Filipina dijadwalkan memimpin putaran negosiasi berikutnya pada Agustus, di tengah meningkatnya ekspektasi bahwa intensifikasi dialog dapat mempercepat tercapainya kesepakatan. Lazaro menegaskan bahwa CoC yang dihasilkan harus berkualitas dan tidak sekadar formalitas, serta selaras dengan Konvensi PBB tentang Hukum Laut 1982 (UNCLOS), tanpa mengurangi hak pihak ketiga.
Sejalan dengan itu, Sekretaris Jenderal ASEAN Kao Kim Hourn menyatakan optimisme bahwa negosiasi dapat diselesaikan tahun ini, mengingat momentum politik dan kerja sama yang semakin kuat.
Ia mencatat bahwa sejak awal 2026, ASEAN dan China telah meningkatkan frekuensi pertemuan menjadi bulanan untuk mempersempit perbedaan yang tersisa.
“Kami yakin kesenjangan dalam perundingan dapat dikurangi selama kedua pihak terus bertemu secara rutin dan memantau kemajuan,” kata Kao di sela forum yang sama.
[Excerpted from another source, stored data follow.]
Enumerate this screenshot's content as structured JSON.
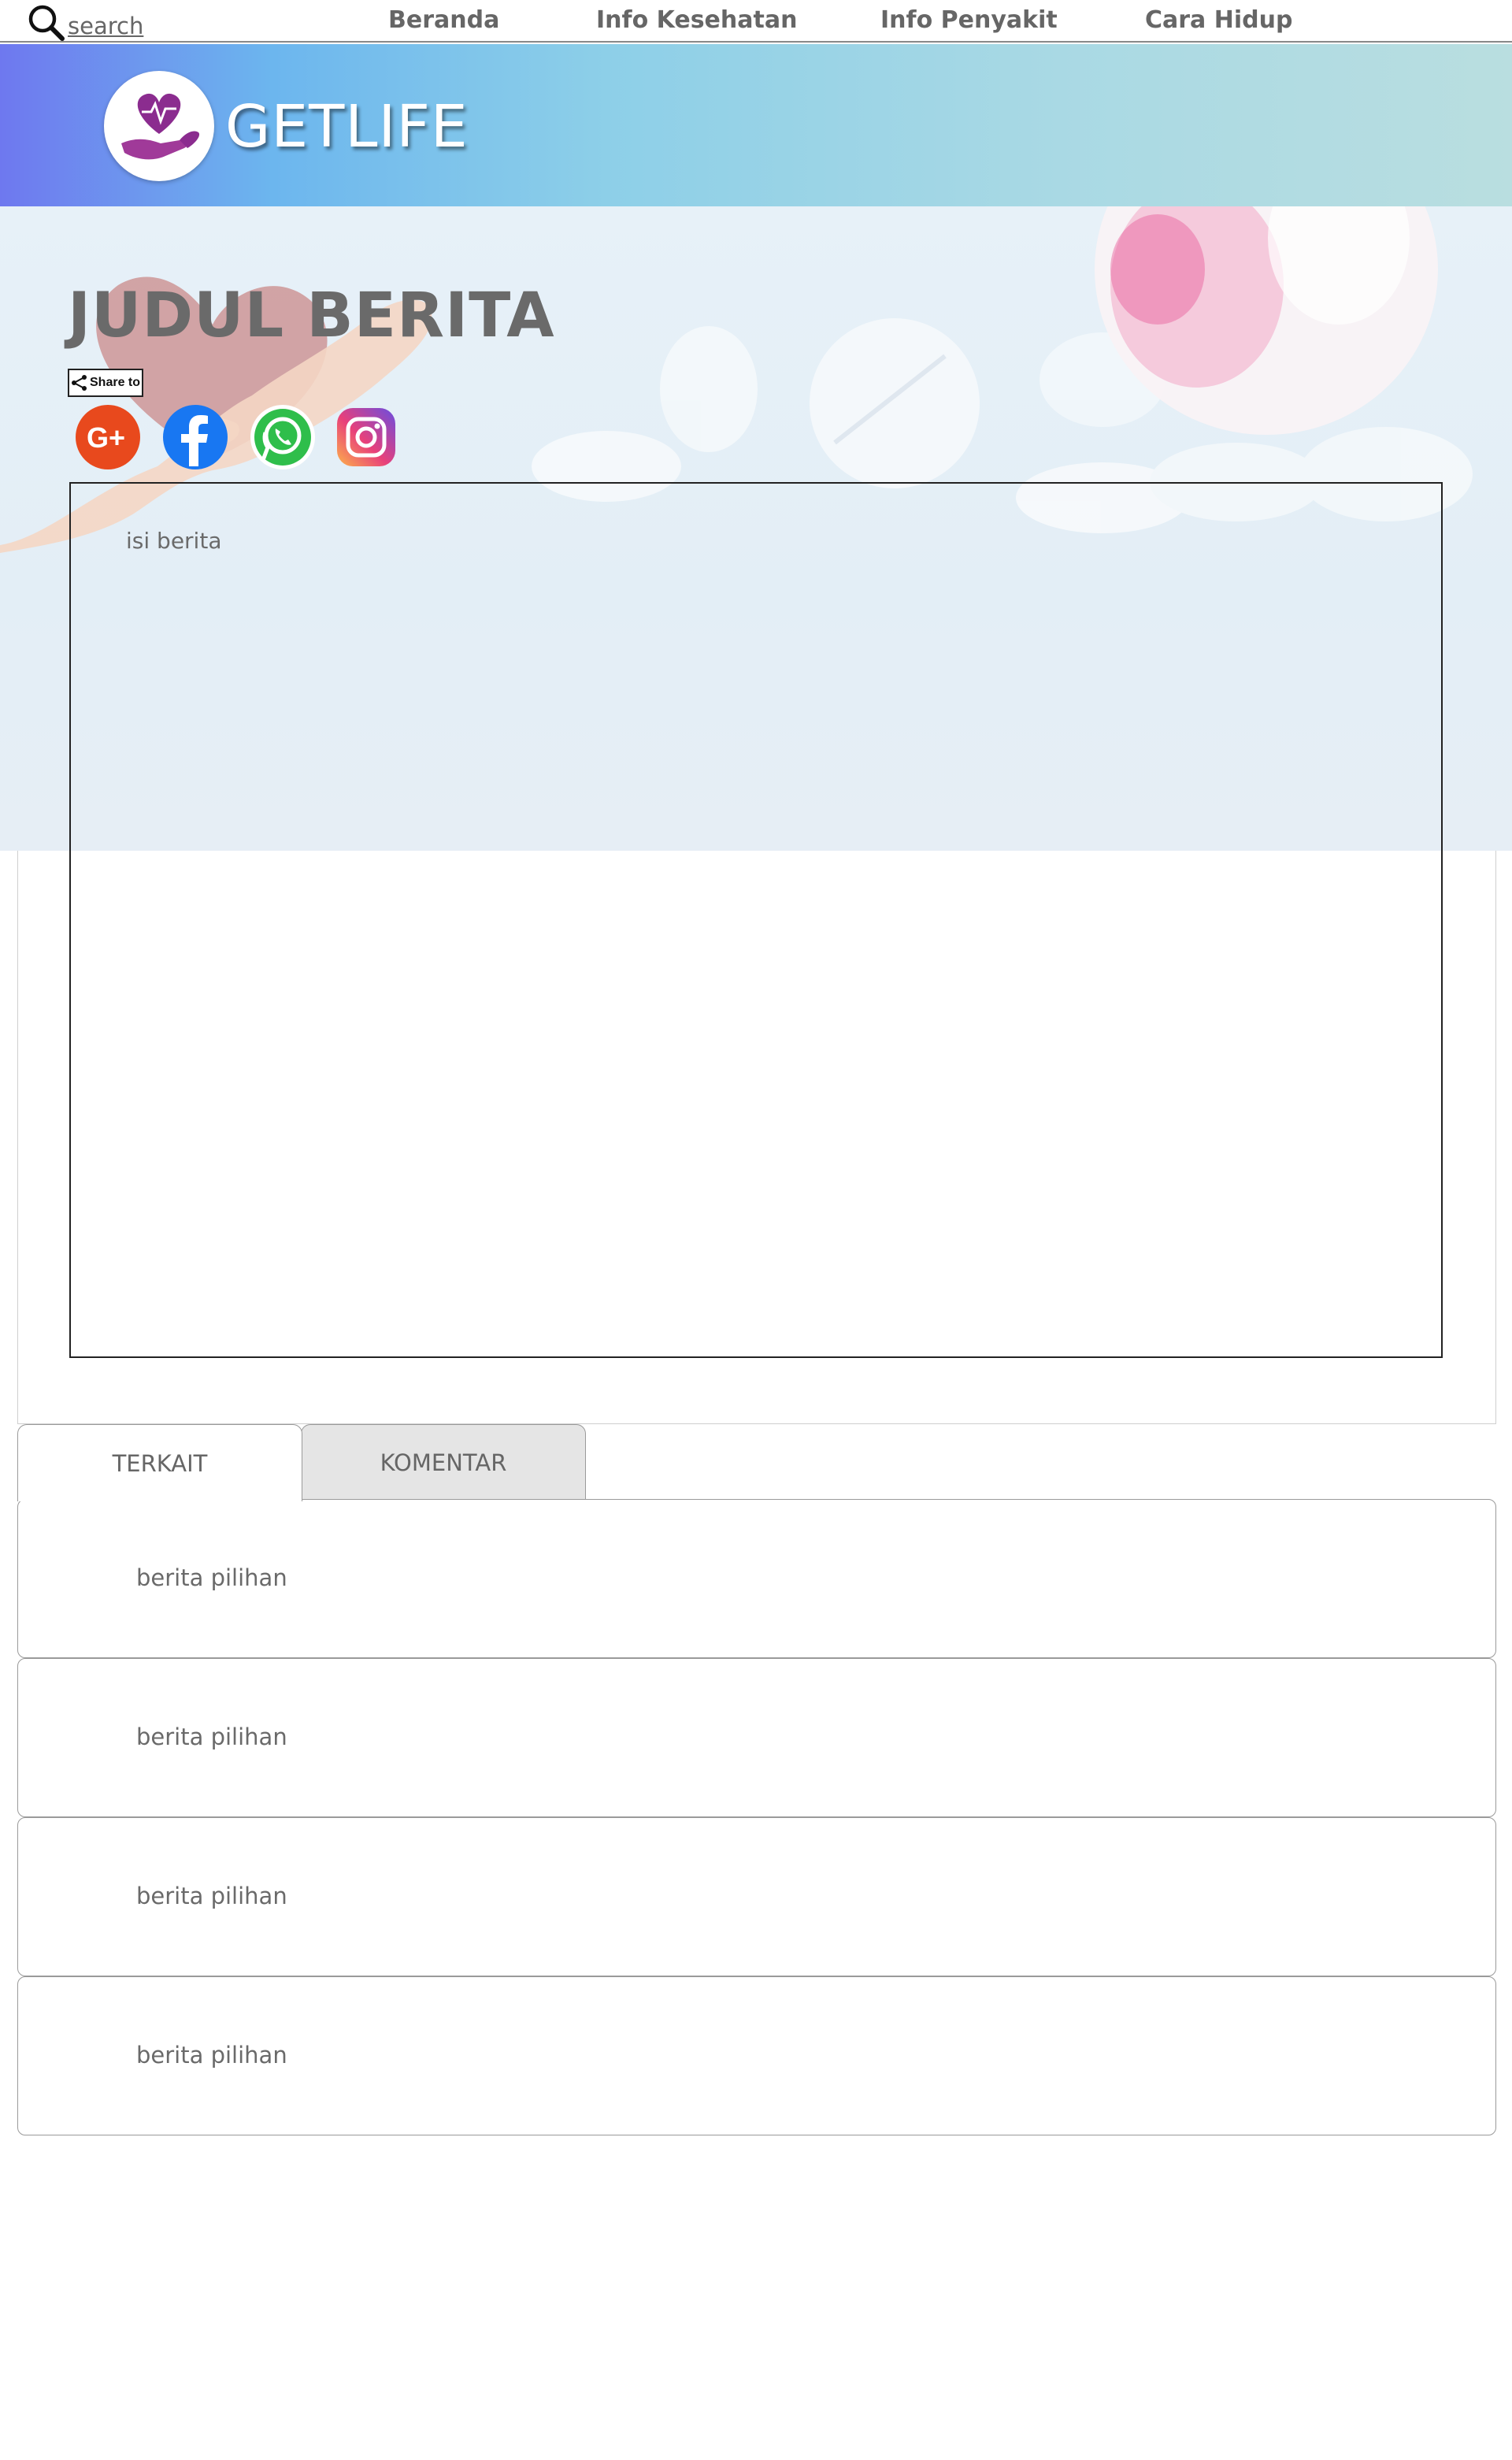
{
  "nav": {
    "search_label": "search",
    "items": [
      "Beranda",
      "Info Kesehatan",
      "Info Penyakit",
      "Cara Hidup"
    ]
  },
  "banner": {
    "brand": "GETLIFE",
    "logo_icon": "heart-hand-icon"
  },
  "article": {
    "title": "JUDUL BERITA",
    "share_label": "Share to",
    "social": [
      "google-plus-icon",
      "facebook-icon",
      "whatsapp-icon",
      "instagram-icon"
    ],
    "content": "isi berita"
  },
  "tabs": [
    {
      "label": "TERKAIT",
      "active": true
    },
    {
      "label": "KOMENTAR",
      "active": false
    }
  ],
  "related": [
    "berita pilihan",
    "berita pilihan",
    "berita pilihan",
    "berita pilihan"
  ],
  "colors": {
    "banner_start": "#6e78ef",
    "banner_end": "#b9dee0",
    "logo_purple": "#8b2c8f",
    "text_gray": "#6a6a6a"
  }
}
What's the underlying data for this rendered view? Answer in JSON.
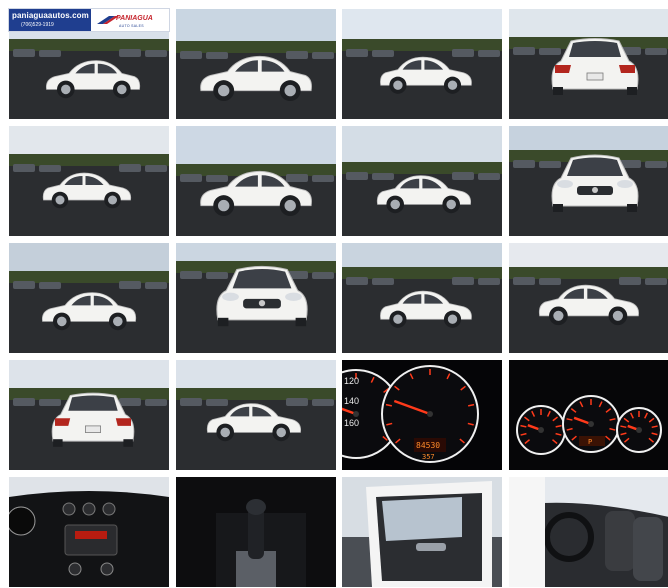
{
  "dealer": {
    "website": "paniaguaautos.com",
    "phone": "(706)529-1919",
    "brand_name": "PANIAGUA",
    "brand_sub": "AUTO SALES"
  },
  "gallery": {
    "photos": [
      {
        "view": "exterior-front-left-with-watermark"
      },
      {
        "view": "exterior-left-side"
      },
      {
        "view": "exterior-rear-right"
      },
      {
        "view": "exterior-rear"
      },
      {
        "view": "exterior-rear-left"
      },
      {
        "view": "exterior-left-profile"
      },
      {
        "view": "exterior-front-right"
      },
      {
        "view": "exterior-front"
      },
      {
        "view": "exterior-front-left"
      },
      {
        "view": "exterior-front-low"
      },
      {
        "view": "exterior-front-right-low"
      },
      {
        "view": "exterior-rear-right-low"
      },
      {
        "view": "exterior-rear-low"
      },
      {
        "view": "exterior-rear-right-quarter"
      },
      {
        "view": "gauge-cluster-closeup"
      },
      {
        "view": "gauge-cluster-full"
      },
      {
        "view": "center-console-dashboard"
      },
      {
        "view": "gear-shifter"
      },
      {
        "view": "driver-door-interior"
      },
      {
        "view": "front-seats-interior"
      }
    ]
  },
  "cluster": {
    "speedo_ticks": [
      "120",
      "140",
      "160"
    ],
    "odometer": "84530",
    "trip": "357",
    "gear": "P"
  },
  "colors": {
    "car_white": "#f3f3f1",
    "asphalt": "#2b2d30",
    "sky": "#c9d6e2",
    "trees": "#3a4a2a",
    "gauge_red": "#ff3a1a",
    "gauge_ring": "#f0f0f0",
    "watermark_blue": "#1f3e8f",
    "watermark_red": "#c6262e"
  }
}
Komitmen untuk menyelesaikan CoC sendiri telah disepakati sejak 2023, saat Indonesia memegang keketuaan ASEAN, dan terus diperkuat dalam berbagai pertemuan tingkat tinggi. Selain intensitas perundingan yang meningkat, para negosiator kini juga memiliki lebih banyak waktu untuk membahas isu-isu substantif.
ASEAN dan China sebelumnya telah memiliki landasan kerja sama melalui Deklarasi Perilaku Para Pihak di Laut Cina Selatan (DOC) yang ditandatangani pada 2002. Hingga kini, kedua pihak juga didukung oleh sekitar 65 mekanisme kerja sama lintas sektor, yang dinilai menjadi fondasi kuat dalam mendorong penyelesaian CoC yang efektif dan mengikat.
Dengan meningkatnya urgensi menjaga jalur perdagangan global tetap terbuka, penyelesaian CoC dipandang sebagai langkah penting untuk memastikan stabilitas jangka panjang di salah satu kawasan maritim paling strategis di dunia.